The culture of individualism will be joined by a continuation of the mean-spiritedness long displayed by the minority Conservative government: attack ads in lieu of reasoned debate; contempt of Canada’s democratic institutions; refusal to allow debate and discussion on important national matters; criminalization of poverty; wild and inappropriate spending on security measures; deliberate suppression of information and outright lies on public issues; refusal to be held accountable for allegations of delivering Afghanis into the hands of torturers, to name just a few.

At the same time that cuts and shifts in values are being pursued by the Conservative majority, the things that matter to Canadians and our future will not be adequately addressed. Environmental problems will not be tackled in a meaningful way, because to do so requires challenging corporate powers; inequality and its attendant damage will continue to grow; the deep, complex and racialized poverty that now grips most of Canada’s cities and that produces so much human damage will remain unaddressed, save that more and more young people will be incarcerated in the prisons that the Conservatives are committed to building; the shameful conditions of so many rural and northern Aboriginal communities will remain unaddressed. More of the poor will be imprisoned, and for longer terms. These measures, and our increasingly aggressive behaviour on the global stage, have already diminished us in the eyes of the world.

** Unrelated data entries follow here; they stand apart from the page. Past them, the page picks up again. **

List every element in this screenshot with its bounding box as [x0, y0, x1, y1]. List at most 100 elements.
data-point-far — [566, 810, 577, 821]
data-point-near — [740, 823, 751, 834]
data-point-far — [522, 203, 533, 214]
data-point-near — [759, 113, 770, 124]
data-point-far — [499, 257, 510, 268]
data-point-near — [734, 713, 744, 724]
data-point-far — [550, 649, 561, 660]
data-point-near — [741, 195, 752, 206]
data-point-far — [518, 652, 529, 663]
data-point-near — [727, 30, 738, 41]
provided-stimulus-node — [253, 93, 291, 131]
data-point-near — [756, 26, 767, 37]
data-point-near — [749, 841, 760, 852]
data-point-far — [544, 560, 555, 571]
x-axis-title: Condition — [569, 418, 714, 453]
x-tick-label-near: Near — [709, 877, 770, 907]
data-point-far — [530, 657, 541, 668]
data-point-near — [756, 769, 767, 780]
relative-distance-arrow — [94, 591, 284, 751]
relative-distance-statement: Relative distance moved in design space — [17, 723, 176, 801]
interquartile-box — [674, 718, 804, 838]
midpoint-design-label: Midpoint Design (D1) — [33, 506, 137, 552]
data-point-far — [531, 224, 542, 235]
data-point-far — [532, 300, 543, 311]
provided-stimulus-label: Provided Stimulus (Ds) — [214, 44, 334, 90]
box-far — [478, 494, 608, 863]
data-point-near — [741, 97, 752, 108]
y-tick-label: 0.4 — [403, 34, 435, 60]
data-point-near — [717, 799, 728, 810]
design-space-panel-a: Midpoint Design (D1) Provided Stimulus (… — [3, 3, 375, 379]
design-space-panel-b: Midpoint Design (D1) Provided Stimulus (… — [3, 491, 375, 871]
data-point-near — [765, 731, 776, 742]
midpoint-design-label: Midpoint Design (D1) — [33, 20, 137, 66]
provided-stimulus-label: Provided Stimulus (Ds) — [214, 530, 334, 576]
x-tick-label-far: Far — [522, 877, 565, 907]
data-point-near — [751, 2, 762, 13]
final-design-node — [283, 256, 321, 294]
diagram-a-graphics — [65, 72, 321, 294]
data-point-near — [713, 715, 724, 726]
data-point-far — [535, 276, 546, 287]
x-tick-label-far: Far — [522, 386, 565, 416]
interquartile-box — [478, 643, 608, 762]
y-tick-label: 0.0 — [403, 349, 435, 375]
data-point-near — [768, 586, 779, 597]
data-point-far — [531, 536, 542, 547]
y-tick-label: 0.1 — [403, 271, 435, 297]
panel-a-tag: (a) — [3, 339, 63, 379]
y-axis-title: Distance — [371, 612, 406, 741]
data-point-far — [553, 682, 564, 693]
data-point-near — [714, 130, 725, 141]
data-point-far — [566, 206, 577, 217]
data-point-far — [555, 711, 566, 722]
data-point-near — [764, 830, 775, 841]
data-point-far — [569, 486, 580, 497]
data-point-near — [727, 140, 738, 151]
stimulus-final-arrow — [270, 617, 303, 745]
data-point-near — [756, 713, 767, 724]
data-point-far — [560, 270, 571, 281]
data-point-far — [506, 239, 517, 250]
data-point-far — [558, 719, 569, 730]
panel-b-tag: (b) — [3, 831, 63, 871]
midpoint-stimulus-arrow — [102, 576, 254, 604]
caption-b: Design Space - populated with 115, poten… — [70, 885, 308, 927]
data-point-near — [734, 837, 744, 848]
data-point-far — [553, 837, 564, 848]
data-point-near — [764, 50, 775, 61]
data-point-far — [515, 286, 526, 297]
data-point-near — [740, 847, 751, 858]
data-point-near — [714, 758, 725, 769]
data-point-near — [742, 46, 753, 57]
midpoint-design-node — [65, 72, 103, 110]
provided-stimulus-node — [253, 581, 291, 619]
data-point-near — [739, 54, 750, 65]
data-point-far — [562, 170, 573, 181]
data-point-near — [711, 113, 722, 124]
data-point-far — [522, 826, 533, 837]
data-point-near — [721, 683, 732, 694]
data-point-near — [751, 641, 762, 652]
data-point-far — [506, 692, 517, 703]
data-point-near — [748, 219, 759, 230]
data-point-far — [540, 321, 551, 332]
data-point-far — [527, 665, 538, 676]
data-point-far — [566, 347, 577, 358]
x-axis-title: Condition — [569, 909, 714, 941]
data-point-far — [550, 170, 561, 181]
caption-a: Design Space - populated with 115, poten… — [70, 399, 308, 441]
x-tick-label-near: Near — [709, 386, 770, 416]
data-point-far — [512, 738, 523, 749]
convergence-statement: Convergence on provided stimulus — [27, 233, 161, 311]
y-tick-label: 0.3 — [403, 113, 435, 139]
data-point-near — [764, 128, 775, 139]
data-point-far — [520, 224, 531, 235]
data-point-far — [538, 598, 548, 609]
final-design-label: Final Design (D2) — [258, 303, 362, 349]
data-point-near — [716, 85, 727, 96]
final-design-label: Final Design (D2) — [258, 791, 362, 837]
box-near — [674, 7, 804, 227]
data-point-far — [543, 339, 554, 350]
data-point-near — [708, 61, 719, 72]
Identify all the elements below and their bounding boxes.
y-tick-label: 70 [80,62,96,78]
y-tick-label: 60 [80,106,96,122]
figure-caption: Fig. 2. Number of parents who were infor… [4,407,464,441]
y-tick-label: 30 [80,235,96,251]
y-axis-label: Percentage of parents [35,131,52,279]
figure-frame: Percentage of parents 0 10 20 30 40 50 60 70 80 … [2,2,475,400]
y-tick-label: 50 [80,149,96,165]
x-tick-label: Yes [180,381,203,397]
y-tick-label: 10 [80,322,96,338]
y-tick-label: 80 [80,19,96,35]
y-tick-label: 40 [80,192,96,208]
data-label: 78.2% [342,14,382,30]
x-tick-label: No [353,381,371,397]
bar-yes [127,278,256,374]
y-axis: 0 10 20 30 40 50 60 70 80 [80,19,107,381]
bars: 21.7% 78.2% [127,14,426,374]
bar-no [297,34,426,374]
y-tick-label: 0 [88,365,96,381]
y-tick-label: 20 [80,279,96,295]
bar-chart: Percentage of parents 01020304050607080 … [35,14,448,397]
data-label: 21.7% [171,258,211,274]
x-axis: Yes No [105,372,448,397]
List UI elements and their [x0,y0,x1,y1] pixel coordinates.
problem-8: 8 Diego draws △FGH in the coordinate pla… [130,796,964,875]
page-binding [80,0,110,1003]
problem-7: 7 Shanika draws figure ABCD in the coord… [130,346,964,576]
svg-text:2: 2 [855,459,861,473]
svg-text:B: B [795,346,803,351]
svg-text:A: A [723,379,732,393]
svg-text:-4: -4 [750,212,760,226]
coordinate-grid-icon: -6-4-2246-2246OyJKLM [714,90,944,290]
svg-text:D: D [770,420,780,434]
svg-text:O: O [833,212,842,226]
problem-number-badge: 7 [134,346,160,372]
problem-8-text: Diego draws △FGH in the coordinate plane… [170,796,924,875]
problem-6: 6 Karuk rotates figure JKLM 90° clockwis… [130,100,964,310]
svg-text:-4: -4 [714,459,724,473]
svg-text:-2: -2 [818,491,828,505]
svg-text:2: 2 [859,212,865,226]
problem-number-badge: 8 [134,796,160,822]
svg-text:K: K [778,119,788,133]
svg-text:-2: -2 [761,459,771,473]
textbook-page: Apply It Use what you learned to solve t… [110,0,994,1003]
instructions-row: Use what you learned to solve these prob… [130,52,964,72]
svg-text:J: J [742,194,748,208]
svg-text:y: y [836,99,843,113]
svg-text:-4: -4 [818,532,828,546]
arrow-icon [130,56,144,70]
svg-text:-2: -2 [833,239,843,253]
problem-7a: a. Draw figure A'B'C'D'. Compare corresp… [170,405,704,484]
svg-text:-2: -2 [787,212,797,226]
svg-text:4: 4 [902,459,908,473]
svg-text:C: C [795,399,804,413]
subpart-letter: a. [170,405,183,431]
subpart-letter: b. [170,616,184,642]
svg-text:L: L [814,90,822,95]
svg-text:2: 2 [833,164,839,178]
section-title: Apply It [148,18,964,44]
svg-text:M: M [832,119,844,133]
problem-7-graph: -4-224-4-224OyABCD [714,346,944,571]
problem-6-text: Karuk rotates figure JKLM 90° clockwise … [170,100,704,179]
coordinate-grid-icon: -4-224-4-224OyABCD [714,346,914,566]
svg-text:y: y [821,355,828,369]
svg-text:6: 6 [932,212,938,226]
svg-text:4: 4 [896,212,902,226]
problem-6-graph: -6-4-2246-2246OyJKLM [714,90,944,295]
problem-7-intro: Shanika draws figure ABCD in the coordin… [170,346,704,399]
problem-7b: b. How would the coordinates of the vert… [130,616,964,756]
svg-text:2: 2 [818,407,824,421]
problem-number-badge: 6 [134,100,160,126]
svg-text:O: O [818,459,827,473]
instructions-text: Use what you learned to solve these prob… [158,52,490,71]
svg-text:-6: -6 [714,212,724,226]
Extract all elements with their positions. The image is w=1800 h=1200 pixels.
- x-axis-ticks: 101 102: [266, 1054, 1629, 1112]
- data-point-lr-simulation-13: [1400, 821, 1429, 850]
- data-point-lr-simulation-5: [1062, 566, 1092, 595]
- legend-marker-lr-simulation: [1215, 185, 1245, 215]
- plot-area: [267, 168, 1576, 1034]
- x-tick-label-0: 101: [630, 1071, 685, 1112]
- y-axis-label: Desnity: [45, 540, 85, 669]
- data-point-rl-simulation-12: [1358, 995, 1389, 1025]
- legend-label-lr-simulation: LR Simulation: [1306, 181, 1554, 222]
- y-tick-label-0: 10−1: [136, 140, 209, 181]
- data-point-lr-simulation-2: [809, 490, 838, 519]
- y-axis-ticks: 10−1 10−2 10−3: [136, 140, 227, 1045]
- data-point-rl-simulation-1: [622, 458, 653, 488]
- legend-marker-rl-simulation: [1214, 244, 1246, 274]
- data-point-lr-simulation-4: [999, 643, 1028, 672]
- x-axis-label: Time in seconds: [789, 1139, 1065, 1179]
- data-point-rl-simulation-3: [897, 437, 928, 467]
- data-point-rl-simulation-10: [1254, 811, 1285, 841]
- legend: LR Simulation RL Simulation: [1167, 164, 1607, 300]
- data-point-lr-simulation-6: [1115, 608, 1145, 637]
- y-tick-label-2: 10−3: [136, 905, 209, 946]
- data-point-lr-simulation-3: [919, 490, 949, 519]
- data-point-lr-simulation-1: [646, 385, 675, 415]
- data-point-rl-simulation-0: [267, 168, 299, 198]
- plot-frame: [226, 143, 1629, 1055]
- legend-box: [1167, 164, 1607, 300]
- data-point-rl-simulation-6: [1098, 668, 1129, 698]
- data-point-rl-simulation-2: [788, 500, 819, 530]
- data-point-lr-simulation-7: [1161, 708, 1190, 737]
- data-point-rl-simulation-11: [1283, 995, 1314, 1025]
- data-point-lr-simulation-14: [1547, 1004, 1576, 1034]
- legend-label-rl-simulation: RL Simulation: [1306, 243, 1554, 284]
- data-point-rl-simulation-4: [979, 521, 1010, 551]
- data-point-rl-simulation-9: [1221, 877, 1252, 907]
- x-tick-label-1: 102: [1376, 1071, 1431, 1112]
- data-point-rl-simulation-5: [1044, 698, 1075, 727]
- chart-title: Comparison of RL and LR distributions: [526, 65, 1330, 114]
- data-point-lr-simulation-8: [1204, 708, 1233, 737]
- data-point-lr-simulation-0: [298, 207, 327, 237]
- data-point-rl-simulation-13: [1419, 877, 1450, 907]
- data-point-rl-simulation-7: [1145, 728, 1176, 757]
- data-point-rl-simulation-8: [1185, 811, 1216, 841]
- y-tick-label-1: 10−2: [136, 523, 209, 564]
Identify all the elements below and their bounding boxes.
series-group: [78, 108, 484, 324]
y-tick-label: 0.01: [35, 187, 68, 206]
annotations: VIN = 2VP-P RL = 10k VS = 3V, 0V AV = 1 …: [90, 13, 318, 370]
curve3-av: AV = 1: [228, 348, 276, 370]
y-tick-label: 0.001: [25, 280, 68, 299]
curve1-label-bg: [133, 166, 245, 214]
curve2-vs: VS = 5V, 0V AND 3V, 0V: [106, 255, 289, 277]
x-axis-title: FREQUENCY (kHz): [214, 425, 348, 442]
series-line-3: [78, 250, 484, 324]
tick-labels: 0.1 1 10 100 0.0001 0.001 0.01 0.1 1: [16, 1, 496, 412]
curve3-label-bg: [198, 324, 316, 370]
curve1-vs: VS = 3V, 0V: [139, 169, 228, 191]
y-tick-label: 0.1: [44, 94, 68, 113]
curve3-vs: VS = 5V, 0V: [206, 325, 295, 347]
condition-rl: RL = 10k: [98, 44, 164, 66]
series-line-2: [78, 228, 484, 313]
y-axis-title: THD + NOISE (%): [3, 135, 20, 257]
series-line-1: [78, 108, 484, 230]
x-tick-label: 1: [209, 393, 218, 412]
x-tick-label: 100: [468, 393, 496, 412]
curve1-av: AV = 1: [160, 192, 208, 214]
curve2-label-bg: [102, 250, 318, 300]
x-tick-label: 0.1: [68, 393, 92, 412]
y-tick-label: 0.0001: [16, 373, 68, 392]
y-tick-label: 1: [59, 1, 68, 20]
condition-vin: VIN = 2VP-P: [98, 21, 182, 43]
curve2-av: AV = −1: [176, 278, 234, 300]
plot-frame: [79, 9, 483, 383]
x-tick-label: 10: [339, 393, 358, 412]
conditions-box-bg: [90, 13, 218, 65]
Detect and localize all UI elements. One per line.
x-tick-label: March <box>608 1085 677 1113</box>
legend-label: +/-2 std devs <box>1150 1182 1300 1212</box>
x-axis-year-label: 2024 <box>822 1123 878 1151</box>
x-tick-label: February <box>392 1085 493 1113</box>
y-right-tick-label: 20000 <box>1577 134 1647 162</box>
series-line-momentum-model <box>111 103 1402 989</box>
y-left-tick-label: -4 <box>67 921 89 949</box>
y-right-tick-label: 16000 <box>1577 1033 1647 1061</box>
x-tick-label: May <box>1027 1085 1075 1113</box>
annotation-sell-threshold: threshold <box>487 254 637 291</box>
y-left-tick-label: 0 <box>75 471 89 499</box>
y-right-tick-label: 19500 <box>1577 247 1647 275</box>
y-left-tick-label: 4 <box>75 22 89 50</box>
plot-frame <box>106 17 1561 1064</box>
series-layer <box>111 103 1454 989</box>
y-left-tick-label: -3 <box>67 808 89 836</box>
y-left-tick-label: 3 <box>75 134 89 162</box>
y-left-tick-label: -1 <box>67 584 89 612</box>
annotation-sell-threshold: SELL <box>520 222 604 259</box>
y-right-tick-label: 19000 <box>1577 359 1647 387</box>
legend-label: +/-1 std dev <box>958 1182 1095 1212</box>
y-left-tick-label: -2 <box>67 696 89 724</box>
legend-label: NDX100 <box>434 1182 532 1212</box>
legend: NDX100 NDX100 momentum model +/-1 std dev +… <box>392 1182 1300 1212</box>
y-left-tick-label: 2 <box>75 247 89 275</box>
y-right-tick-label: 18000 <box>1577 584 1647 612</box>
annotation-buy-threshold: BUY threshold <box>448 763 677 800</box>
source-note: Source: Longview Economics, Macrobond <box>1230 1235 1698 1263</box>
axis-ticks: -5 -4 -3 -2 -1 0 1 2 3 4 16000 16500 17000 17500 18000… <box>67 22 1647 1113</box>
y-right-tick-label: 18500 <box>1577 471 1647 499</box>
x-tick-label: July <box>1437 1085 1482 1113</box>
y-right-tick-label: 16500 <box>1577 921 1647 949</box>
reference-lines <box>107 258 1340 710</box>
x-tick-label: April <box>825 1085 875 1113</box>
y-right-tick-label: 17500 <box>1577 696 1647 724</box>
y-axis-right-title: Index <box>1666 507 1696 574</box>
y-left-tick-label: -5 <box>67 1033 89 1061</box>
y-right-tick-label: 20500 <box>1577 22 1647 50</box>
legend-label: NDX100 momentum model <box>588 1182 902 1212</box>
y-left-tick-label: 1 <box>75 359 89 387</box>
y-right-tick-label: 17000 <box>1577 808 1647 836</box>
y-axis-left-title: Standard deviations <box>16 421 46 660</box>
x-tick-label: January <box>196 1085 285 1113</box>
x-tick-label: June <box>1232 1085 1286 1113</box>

This is not the Canada that most Canadians want to be a part of building.

It becomes an urgent necessity, therefore, that Canadians who care about our future resist these forces. It will be particularly important that the NDP, as official opposition, be pressured to defend- collective and egalitarian values, maintain a focus on and articulate creative responses to the real problems that confront us, and behave in an open and principled fashion. Their role as official opposition---difficult though we know it will be given the electoral outcome---offers an opportunity to advance a different and better vision for Canada.
It is necessary that a principled, reasoned and energetic opposition be launched to each and every regressive measure advanced by this government. Organized, collective actions by citizens can produce positive benefits, as evidenced in recent years by the rise of minimum wages, after decades of decline, in all provinces but BC, the continuing emphasis on the public in Medicare, a renewal- --at least in some provinces---of public sector involvement in the provision of public/social housing, and the growing support for Aboriginal peoples across the country.
These outcomes were achieved not because of Canada’s elites, who have collaborated in the subordination of society to corporations and the market, but because of the persistent efforts of community and labour activists dedicated to a more equal and just society. Ultimately, whether our society tips toward the mean streets of individualism or the social justice of collective commitment will depend on how successful we are in the struggles to protect and nurture the institutional arrangements that enhance people’s lives.
Errol Black and Jim Silver are CCPA Mb. board members.